The National Cathedral is a beautiful building, replete with mesmerizing stained glass windows. I recommend visiting if you’re ever in D.C. On one visit, I found a religious library downstairs and, within it, a small, dark, quiet room. The only light came from a narrow window facing east. Just outside the doorway was a basket with rolled-up rugs and a note which read, “For our Muslim friends.” It was a place for Muslims to pray, a refuge for them in a Christian church.
If only Brother Darrell could see this! I thought. To me, it was the most touching proof that people can practice religion without making it a bone of contention. It might be the only reason that, in these dark times when the most stridently religious people are on the warpath and theocracy seems possible in America, I still hold out hope for an inclusive, religiously diverse society.
I believe such a society must have room and tolerance for nonbelievers as well. That’s why I’m now so frank about where I stand. It’s why, after decades of soul-searching, I no longer call myself “a cursed apostate.” For the sake of my soul, if I have one, I now unambiguously claim atheism.

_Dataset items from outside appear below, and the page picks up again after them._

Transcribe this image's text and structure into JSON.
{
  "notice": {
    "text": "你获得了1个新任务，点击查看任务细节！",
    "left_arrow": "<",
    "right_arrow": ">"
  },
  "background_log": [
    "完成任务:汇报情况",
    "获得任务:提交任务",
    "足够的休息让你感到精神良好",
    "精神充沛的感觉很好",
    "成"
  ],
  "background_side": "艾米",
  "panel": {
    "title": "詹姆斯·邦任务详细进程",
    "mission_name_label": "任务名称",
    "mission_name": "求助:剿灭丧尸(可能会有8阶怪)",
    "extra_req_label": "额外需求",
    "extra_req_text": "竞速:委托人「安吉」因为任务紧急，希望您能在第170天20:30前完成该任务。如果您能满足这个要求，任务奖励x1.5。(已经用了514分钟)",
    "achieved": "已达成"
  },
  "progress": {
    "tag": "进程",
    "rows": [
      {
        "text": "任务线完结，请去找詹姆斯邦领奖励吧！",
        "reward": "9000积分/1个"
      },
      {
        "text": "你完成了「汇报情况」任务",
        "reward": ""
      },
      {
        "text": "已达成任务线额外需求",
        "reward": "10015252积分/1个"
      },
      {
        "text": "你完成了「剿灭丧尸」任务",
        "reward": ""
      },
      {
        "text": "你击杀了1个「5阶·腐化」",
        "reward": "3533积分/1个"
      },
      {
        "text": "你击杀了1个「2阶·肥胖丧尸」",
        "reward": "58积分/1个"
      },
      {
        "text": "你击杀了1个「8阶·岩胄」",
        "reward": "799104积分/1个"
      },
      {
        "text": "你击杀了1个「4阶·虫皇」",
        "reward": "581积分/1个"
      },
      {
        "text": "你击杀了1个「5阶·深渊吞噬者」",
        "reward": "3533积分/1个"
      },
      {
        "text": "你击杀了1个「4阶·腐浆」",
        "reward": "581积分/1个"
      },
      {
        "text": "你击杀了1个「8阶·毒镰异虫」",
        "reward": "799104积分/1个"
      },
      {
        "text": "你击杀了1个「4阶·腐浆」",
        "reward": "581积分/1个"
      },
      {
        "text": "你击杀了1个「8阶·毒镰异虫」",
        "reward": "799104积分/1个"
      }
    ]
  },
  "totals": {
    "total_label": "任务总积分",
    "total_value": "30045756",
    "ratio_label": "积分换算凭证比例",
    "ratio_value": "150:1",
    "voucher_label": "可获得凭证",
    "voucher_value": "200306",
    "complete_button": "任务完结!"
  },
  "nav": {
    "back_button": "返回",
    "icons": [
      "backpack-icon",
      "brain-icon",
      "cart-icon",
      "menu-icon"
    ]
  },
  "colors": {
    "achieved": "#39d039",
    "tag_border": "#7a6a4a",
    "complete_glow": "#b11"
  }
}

I see no reason to, so I don’t believe in any god.
Rebuilding My Morality
Though, after my study of the Bible, I decided I was no longer a Christian, I was God-haunted. I had enough maturity to know my morals were still fundamentally Christian in character, too. I didn’t dive into sin overnight. I kept expecting to be tempted into a life of abandonment to immoral impulses, but I never was. I found it hard even to stop thinking of certain things as “sins” I had to avoid, despite having logically worked out that there was really nothing wrong with them.